Belief system merupakan sistem formal yang digunakan oleh manajer untuk

mendefinisikan, mengkomunikasikan nilai-nilai inti perusahaan dalam rangka

untuk menginspirasi dan memotivasi karyawan untuk mencari, mengekplorasi,

membuat, serta mengeluarkan upaya dalam tindakan yang tepat (Simon, 1994).

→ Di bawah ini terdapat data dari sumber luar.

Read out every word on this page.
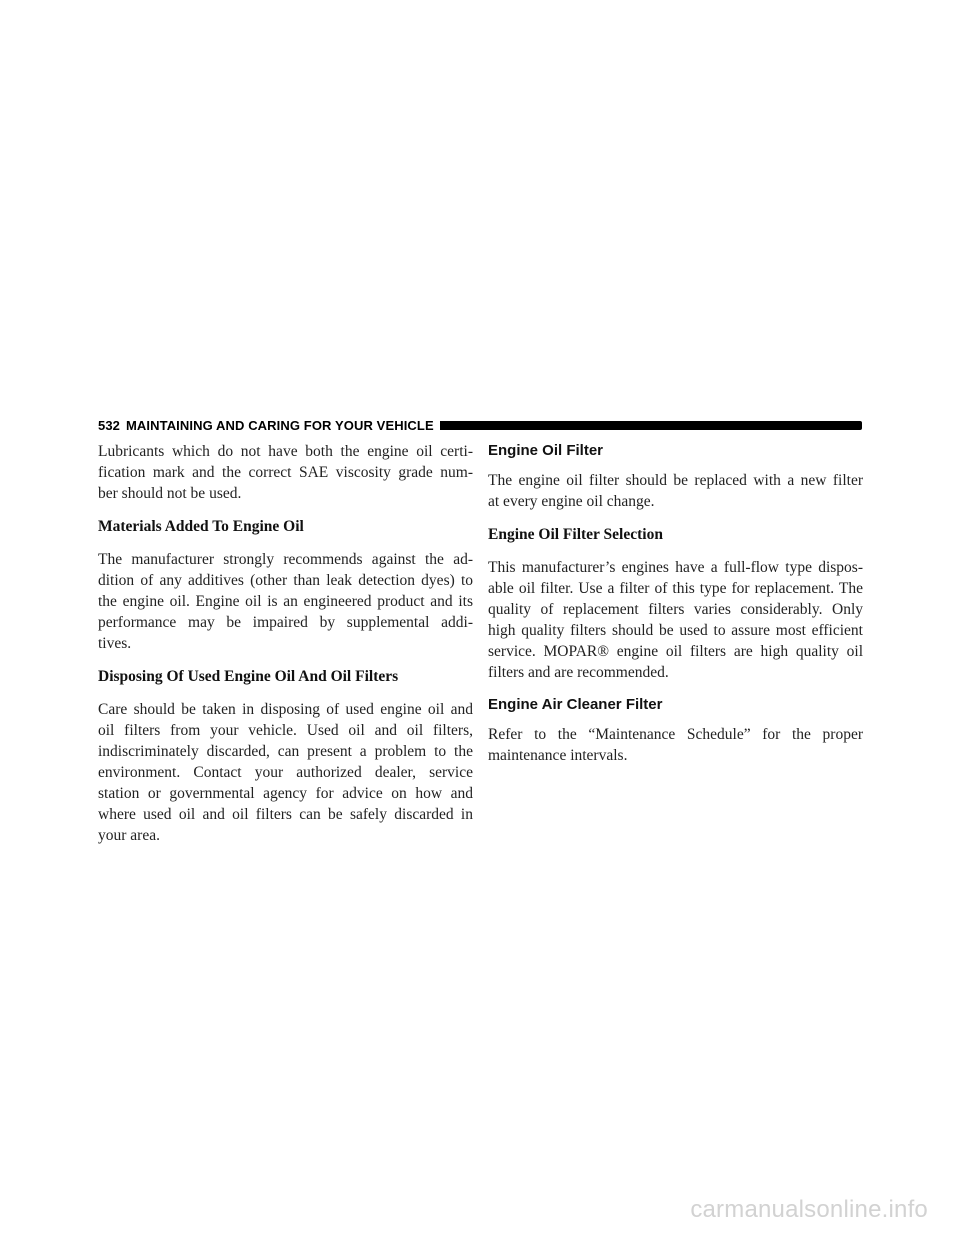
532 MAINTAINING AND CARING FOR YOUR VEHICLE

Lubricants which do not have both the engine oil certi-
fication mark and the correct SAE viscosity grade num-
ber should not be used.

Materials Added To Engine Oil

The manufacturer strongly recommends against the ad-
dition of any additives (other than leak detection dyes) to
the engine oil. Engine oil is an engineered product and its
performance may be impaired by supplemental addi-
tives.

Disposing Of Used Engine Oil And Oil Filters

Care should be taken in disposing of used engine oil and
oil filters from your vehicle. Used oil and oil filters,
indiscriminately discarded, can present a problem to the
environment. Contact your authorized dealer, service
station or governmental agency for advice on how and
where used oil and oil filters can be safely discarded in
your area.

Engine Oil Filter

The engine oil filter should be replaced with a new filter
at every engine oil change.

Engine Oil Filter Selection

This manufacturer’s engines have a full-flow type dispos-
able oil filter. Use a filter of this type for replacement. The
quality of replacement filters varies considerably. Only
high quality filters should be used to assure most efficient
service. MOPAR® engine oil filters are high quality oil
filters and are recommended.

Engine Air Cleaner Filter

Refer to the “Maintenance Schedule” for the proper
maintenance intervals.

carmanualsonline.info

Belief system menjelaskan tentang nilai-nilai inti organisasi, definisi organisasi,

tujuan dan arah organisasi, definisi organisasi, tujuan dan arah organisasi.
b. Boundary System

Boundary system merupakan sistem formal yang digunakan oleh top manajer untuk
mengkomunikasikan batasan dan aturan organisasi untuk dihormati. Boundary
System memberitahukan karyawan apa yang mereka tidak dapat lakukan.
Tujuannya adalah untuk memungkinkan karyawan memiliki kebebasan untuk
memungkinkan karyawan memiliki kebebasan untuk berinovasi, menggali,
menciptakan, dan mencapai standar tertentu. Salah satu contoh dari boundary
system dalam (Simon, 1994) yaitu merupakan sistem yang berisi tentang aturan,
batasan, dan larangan dalam : Kode etik organisasi, Sistem perencanaan strategis,
sistem penganggaran.

c. Diagnostic Control System

Diagnostic control system merupakan sistem umpan balik formal yang digunakan
untuk memantau manfaat organisasi serta mengkoreksi kesalahan apakah sesuai
dengan standar kinerja organisasi. Tujuan dari diagnostic control system adalah
memotivasi karyawan untuk melakukan, menyelaraskan perilaku karyawan dengan
tujuan organisasi, dan untuk menyediakan mekanisme pemantauan, selain itu
dengan adanya diagnostic control system, karyawan memiliki kebebasan dalam
berinovasi, membuat serta mencapai target tertentu dalam sebuah organisasi.
Contoh dari diagnostic control system yaitu rencana laba dan pengangaran, sistem
tujuan organisasi, sistem pemantauan kegiatan, sistem pemantauan pendapatan.

d. nteractive Control System

Interactive Control System merupakan sistem pengendalian dimana manajer secara


teratur dan aktif melibatkan diri ke dalam pengambilan keputusan dan aktifitas
karyawan. Interactive Control System merupakan proses komunikasi dua arah yaitu
anatara manajer dengan karyawan bawahan pada berbagai tingkat organisasi.
Dalam Simon (1994) manajer dapat menggunakan interactive control system dari :
sistem mengenai agenda penting organisasi dan mendiskusikannya dengan
bawahan, fokusnya perhatian rutin manajemen di seluruh operasi organisasi,
partisipasi dalam diskusi yang berhadapan langsung dengan bawahan, melakukan
debat secara berkelanjutan mengenai data, asumsi dan tindakan perencanaan.